Given the telemetry, how did uv ever get approved/adopted by the open source community to begin with, or did it creep in? Why isn't it currently burning in a fire?


Replies

simonwtoday at 1:15 PM

The telemetry they removed here isn't unique to uv, and it's not being sent back to Astral. Here's the equivalent code in pip itself: https://github.com/pypa/pip/blob/59555f49a0916c6459755d7686a...
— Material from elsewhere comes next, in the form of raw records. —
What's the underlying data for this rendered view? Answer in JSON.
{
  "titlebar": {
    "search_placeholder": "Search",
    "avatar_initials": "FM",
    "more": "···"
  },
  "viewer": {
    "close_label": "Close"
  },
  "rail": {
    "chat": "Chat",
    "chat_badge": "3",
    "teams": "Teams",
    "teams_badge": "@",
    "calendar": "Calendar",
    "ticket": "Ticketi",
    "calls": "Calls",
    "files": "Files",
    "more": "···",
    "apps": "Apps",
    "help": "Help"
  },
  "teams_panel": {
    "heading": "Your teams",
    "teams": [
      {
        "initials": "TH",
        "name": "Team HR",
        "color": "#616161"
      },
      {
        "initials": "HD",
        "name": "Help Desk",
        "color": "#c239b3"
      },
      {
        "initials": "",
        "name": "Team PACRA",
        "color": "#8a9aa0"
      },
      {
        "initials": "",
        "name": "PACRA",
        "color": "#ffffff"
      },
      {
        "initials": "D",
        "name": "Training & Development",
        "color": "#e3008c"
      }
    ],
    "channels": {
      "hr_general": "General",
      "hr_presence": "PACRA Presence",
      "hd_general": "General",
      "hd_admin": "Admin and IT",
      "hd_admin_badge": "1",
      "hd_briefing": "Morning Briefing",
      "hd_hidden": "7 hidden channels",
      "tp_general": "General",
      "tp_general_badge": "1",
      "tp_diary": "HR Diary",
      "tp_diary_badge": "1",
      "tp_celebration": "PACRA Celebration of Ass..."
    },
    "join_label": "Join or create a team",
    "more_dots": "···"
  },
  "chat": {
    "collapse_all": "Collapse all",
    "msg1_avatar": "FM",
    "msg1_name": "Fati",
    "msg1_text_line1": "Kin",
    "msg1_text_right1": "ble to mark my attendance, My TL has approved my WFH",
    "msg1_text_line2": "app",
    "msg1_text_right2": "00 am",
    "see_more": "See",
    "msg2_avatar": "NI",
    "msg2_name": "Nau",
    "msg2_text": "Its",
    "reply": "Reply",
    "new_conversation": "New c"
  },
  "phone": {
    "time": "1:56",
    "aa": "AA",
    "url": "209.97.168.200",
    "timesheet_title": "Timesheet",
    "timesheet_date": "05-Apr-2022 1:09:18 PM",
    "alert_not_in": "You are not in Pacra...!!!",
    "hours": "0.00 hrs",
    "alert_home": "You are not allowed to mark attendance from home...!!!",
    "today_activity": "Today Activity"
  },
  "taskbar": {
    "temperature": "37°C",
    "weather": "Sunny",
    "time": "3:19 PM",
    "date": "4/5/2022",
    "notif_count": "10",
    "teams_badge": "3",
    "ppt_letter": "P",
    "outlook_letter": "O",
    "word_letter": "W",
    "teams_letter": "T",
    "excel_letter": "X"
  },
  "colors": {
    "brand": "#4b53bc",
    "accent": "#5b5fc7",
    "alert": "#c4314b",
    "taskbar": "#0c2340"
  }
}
It's providing platform information to PyPI to help track which operating systems and platforms are being used by different packages.

The result is useful graphs like these: https://pypistats.org/packages/sqlite-utils and https://pepy.tech/projects/sqlite-utils?timeRange=threeMonth...

The field that guesses if something is running in a CI environment is particularly useful, because it helps package authors tell if their package is genuinely popular or if it's just being installed in CI thousands of times a day by one heavy user who doesn't cache their requirements.

Honestly, stripping this data and then implying that it was collected by Astral/OpenAI in a creepy way is a bad look for this new fork. They should at least clarify in their documentation what the "telemetry" does so as not to make people think Astral were acting in a negative way.

Personally I think stripping the telemetry damages the Python community's ability to understand the demographics of package consumption while not having any meaningful impact on end-user privacy at all.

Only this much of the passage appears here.